News & Analysis

Recession may Bypass India, says HUL Chief

With economic growth predicted at 6-7% over fiscal 2023 and demand remaining robust, India could well avoid the worst of the global recession

India could side-step the worst of the recessionary trends that the rest of the world, especially Europe and North America are witnessing, feels Hindustan Unilever (HUL) managing director Sanjiv Mehta. He points to the robust growth of between six to seven percent predicted by the Reserve Bank and the government as reasons for this. 

In fact, Mehta feels that such a growth rate was quite an achievement, given the headwinds India is facing from global macroeconomic cues. All credit should be given to the RBI and the central government for keeping things simple and steady in spite of the challenges that keep piling up, he says in an interaction with ET. 

 

RBI and government did well 

So long as the government and the central bank focuses on keeping inflation under check and ensuring that the economic activity stays steady, India can skirt the worst of the impact of the global recession, he says. He says at midpoint through a fiscal year, not too many economies could confidently predict a 7% growth rate, which is where India has stayed ahead. 

Close to two-thirds of CEOs in India actually do anticipate a recession over the next 12 months, says a KPMG study but this number is still much lower than the 86% of global business leaders who think the worst is yet to come. Most industry leaders in the IT business predict lower billing from global customers, which is what makes them seek out new short-term customers. 

 

HUL is witnessing low growth 

From Hindustan Unilever’s point of view, the company posted 16% growth in sales for its two top brands of detergents and toilet soaps, though this was more due to higher prices as volume growth was restricted to about 4% during the second quarter. It is quite natural for FMCG companies to be the worst affected when banks hike interest rates to suck money from the system as part of inflation control measures. 

This is what makes most FMCG companies resistant to recession where offtake remains by and large steady, given that their portfolio of offerings are mostly daily consumption products ranging from toiletries to food and everything in between. However, there’s no way these companies are recession-proof, which is why they serve as a quick barometer for economic activity. 

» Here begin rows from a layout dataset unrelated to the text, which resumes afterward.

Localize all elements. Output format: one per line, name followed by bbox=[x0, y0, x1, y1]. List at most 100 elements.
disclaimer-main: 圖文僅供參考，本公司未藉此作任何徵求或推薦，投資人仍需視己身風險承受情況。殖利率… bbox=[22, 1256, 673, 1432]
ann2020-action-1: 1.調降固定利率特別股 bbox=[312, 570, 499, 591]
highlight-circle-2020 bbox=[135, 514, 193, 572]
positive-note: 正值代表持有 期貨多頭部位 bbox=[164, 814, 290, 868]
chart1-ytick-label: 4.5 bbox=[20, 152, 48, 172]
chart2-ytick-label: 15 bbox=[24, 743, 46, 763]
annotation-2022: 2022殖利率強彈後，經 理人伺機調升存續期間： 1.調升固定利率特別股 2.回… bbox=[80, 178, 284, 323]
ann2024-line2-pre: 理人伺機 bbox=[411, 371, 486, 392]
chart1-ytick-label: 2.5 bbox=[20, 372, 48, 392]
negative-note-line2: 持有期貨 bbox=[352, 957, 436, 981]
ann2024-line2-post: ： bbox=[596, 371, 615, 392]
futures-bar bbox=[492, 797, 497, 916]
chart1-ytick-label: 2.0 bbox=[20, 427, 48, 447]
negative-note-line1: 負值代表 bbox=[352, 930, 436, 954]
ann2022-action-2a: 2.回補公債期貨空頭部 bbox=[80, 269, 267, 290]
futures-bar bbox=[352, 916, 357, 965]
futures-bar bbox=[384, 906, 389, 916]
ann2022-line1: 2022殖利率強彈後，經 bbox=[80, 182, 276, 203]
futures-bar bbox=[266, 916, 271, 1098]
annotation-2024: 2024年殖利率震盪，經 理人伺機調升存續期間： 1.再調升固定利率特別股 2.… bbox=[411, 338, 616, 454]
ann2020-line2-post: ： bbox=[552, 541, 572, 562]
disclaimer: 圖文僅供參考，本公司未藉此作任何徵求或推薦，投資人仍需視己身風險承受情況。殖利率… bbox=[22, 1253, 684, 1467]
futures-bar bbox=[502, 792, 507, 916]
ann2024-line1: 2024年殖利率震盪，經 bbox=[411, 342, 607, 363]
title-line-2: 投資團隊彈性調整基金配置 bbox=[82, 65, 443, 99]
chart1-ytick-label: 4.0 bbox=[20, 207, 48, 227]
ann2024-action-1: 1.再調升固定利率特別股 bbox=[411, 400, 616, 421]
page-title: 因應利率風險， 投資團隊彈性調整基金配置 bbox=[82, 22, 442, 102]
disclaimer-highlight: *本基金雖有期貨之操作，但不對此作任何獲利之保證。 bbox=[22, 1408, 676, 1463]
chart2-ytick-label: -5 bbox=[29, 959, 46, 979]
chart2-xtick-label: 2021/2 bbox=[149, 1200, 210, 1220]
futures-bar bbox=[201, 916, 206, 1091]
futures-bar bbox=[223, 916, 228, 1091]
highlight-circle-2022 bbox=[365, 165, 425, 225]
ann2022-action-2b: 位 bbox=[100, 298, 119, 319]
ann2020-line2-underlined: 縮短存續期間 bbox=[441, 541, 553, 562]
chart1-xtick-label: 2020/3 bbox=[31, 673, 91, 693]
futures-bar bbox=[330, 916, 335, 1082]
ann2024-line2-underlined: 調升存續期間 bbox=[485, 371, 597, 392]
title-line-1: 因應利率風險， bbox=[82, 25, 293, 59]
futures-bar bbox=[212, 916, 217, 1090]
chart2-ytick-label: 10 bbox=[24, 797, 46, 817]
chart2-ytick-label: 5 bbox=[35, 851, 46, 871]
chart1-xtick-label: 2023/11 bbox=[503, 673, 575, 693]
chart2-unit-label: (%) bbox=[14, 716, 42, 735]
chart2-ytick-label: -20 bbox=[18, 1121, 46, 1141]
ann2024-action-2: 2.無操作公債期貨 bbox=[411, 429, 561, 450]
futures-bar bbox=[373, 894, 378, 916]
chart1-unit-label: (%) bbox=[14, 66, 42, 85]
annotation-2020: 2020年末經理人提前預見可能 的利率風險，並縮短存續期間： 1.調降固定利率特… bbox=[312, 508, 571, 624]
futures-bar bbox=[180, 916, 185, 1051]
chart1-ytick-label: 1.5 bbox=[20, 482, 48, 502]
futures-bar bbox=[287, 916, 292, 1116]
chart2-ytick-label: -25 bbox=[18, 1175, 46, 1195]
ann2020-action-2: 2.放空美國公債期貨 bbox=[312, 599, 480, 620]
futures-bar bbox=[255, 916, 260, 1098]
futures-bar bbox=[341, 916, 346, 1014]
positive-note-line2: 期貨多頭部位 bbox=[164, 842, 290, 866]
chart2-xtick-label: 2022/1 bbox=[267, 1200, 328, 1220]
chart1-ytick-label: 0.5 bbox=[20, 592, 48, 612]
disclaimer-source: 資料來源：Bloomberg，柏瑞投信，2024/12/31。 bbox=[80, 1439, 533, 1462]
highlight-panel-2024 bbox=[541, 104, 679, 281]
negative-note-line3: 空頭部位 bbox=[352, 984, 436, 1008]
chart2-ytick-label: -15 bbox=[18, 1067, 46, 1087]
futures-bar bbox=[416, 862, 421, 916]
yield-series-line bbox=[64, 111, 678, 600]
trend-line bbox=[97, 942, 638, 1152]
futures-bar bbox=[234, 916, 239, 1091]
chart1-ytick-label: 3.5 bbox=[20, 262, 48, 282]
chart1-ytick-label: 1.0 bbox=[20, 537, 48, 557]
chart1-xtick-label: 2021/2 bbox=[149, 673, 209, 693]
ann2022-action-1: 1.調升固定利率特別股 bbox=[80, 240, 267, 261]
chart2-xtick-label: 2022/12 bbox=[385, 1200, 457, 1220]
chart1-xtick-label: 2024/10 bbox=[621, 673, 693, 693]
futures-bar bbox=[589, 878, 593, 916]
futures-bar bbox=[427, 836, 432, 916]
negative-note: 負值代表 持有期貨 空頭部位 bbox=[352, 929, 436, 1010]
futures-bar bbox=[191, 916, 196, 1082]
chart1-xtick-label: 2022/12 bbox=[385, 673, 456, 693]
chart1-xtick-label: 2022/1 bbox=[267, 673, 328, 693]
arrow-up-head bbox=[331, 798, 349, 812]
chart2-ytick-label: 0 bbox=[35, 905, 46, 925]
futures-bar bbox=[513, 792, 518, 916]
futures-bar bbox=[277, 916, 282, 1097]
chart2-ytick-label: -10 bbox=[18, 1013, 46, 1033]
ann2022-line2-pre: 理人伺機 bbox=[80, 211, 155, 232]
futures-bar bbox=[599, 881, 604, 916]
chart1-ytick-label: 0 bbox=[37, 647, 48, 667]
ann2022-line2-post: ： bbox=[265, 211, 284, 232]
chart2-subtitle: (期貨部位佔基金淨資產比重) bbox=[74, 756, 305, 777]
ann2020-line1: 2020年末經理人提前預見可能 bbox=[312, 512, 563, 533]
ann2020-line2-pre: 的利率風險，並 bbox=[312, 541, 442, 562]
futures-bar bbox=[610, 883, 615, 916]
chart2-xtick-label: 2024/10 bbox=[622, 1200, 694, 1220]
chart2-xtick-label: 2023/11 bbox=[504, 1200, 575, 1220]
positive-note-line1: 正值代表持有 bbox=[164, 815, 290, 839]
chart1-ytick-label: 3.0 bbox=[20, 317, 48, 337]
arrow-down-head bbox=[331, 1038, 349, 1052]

The HUL CEO said the company’s net inflation stood at 22% as on date and that it would be tough to predict the direction it would take over the next couple of quarters. He felt the rupee’s weakness against the dollar also was taking a toll, as well the burgeoning oil prices fuelled by the Russia-Ukraine conflict. In fact, Mehta believes the government’s smart moves around oil imports in recent months helped curtail inflationary pressures considerably. 

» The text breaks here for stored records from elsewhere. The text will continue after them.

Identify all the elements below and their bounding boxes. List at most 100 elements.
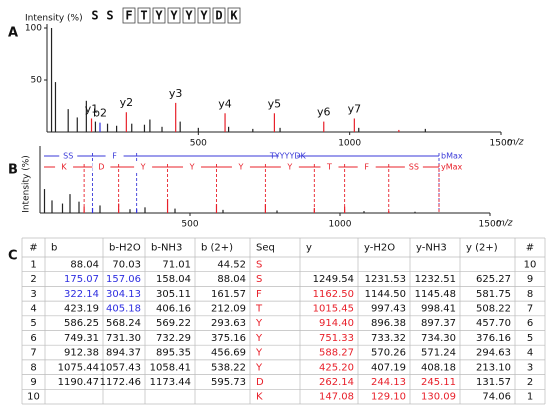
ladder-label-bg xyxy=(441,152,459,160)
panel-label: A xyxy=(8,26,18,41)
table-cell: F xyxy=(256,289,262,300)
table-cell: 731.30 xyxy=(106,333,141,344)
table-header: # xyxy=(29,243,37,254)
residue: F xyxy=(125,9,132,23)
table-cell: 912.38 xyxy=(64,348,99,359)
x-tick-label: 1500 xyxy=(490,139,513,149)
peak-label: y4 xyxy=(218,97,232,110)
table-cell: 896.38 xyxy=(371,318,406,329)
y-tick-label: 100 xyxy=(25,24,42,34)
table-cell: 1058.41 xyxy=(150,362,191,373)
x-axis-label: m/z xyxy=(496,219,513,229)
ladder-label-bg xyxy=(134,163,153,171)
table-cell: 305.11 xyxy=(156,289,191,300)
table-header: b-NH3 xyxy=(151,243,182,254)
table-cell: 625.27 xyxy=(476,274,511,285)
residue-box xyxy=(197,7,211,24)
ladder-label: D xyxy=(98,163,104,172)
table-cell: 406.16 xyxy=(156,303,191,314)
table-cell: 595.73 xyxy=(211,377,246,388)
table-cell: 1015.45 xyxy=(313,303,354,314)
ladder-label: SS xyxy=(409,163,419,172)
table-cell: 1145.48 xyxy=(415,289,456,300)
ladder-label: Y xyxy=(140,163,146,172)
ladder-label-bg xyxy=(357,163,376,171)
table-cell: 457.70 xyxy=(476,318,511,329)
table-cell: 1075.44 xyxy=(58,362,99,373)
residue-box xyxy=(227,7,241,24)
peak-label: y3 xyxy=(169,87,183,100)
table-cell: S xyxy=(256,274,262,285)
table-cell: 3 xyxy=(527,362,533,373)
residue-box xyxy=(137,7,151,24)
table-cell: 508.22 xyxy=(476,303,511,314)
table-cell: S xyxy=(256,259,262,270)
table-cell: 157.06 xyxy=(106,274,141,285)
table-cell: 9 xyxy=(527,274,533,285)
ladder-label-bg xyxy=(231,163,250,171)
table-cell: 1249.54 xyxy=(313,274,354,285)
residue: Y xyxy=(200,9,208,23)
residue: D xyxy=(215,9,222,23)
table-cell: 1057.43 xyxy=(100,362,141,373)
table-cell: 997.43 xyxy=(371,303,406,314)
table-cell: 1232.51 xyxy=(415,274,456,285)
panel-label: B xyxy=(8,163,18,178)
table-cell: 407.19 xyxy=(371,362,406,373)
ladder-label-bg xyxy=(278,152,297,160)
x-tick-label: 1000 xyxy=(338,139,361,149)
y-axis-label: Intensity (%) xyxy=(25,14,83,24)
x-tick-label: 1000 xyxy=(329,220,352,230)
table-cell: 88.04 xyxy=(70,259,99,270)
peak-label: y2 xyxy=(120,96,134,109)
ladder-label-bg xyxy=(92,163,111,171)
table-cell: 129.10 xyxy=(371,392,406,403)
table-cell: 375.16 xyxy=(211,333,246,344)
ladder-label-bg xyxy=(105,152,124,160)
table-cell: 733.32 xyxy=(371,333,406,344)
table-header: b xyxy=(51,243,57,254)
table-cell: 2 xyxy=(527,377,533,388)
table-cell: 10 xyxy=(524,259,537,270)
table-cell: 376.16 xyxy=(476,333,511,344)
table-cell: 6 xyxy=(527,318,533,329)
table-cell: 5 xyxy=(527,333,533,344)
ladder-label: SS xyxy=(63,152,73,161)
table-cell: 131.57 xyxy=(476,377,511,388)
peak-label: b2 xyxy=(93,107,107,120)
table-header: b (2+) xyxy=(201,243,233,254)
residue-box xyxy=(182,7,196,24)
table-header: y xyxy=(306,243,312,254)
table-cell: 581.75 xyxy=(476,289,511,300)
table-cell: 425.20 xyxy=(319,362,354,373)
ladder-label: F xyxy=(112,152,117,161)
table-cell: 4 xyxy=(527,348,533,359)
table-cell: 538.22 xyxy=(211,362,246,373)
table-cell: 998.41 xyxy=(421,303,456,314)
table-cell: Y xyxy=(255,318,263,329)
ladder-label-bg xyxy=(55,163,74,171)
table-header: y-H2O xyxy=(364,243,395,254)
ladder-label-bg xyxy=(280,163,299,171)
table-cell: 158.04 xyxy=(156,274,191,285)
x-tick-label: 1500 xyxy=(479,220,502,230)
table-cell: 71.01 xyxy=(162,259,191,270)
table-cell: 570.26 xyxy=(371,348,406,359)
x-tick-label: 500 xyxy=(181,220,198,230)
residue: T xyxy=(140,9,147,23)
peak-label: y7 xyxy=(348,102,362,115)
ladder-label: F xyxy=(364,163,369,172)
y-axis-label: Intensity (%) xyxy=(22,155,32,213)
table-cell: 914.40 xyxy=(319,318,354,329)
table-cell: 1172.46 xyxy=(100,377,141,388)
table-cell: D xyxy=(256,377,264,388)
table-cell: 588.27 xyxy=(319,348,354,359)
table-cell: 1190.47 xyxy=(58,377,99,388)
table-cell: 568.24 xyxy=(106,318,141,329)
ladder-label: TYYYYDK xyxy=(269,152,307,161)
table-header: # xyxy=(526,243,534,254)
table-cell: Y xyxy=(255,348,263,359)
ladder-label-bg xyxy=(404,163,423,171)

Readers would recall that consumer inflation (as against wholesale inflation) rose during April-May this year as companies jacked up product prices by as much as 15 to 20% or simply reduced the package sizes. These numbers rose once again in September, resulting in sales volumes declining by close to 10% in rural areas – usually a benchmark for nationwide offtake. 

HUL is expecting demand to pick up following the festive season sales as well as an expected moderation in inflationary pressures. However, the foodgrain output for the Kharif season could be a deciding factor around which this trend would play out between now and March, the official said while reiterating that the headline growth was still holding on.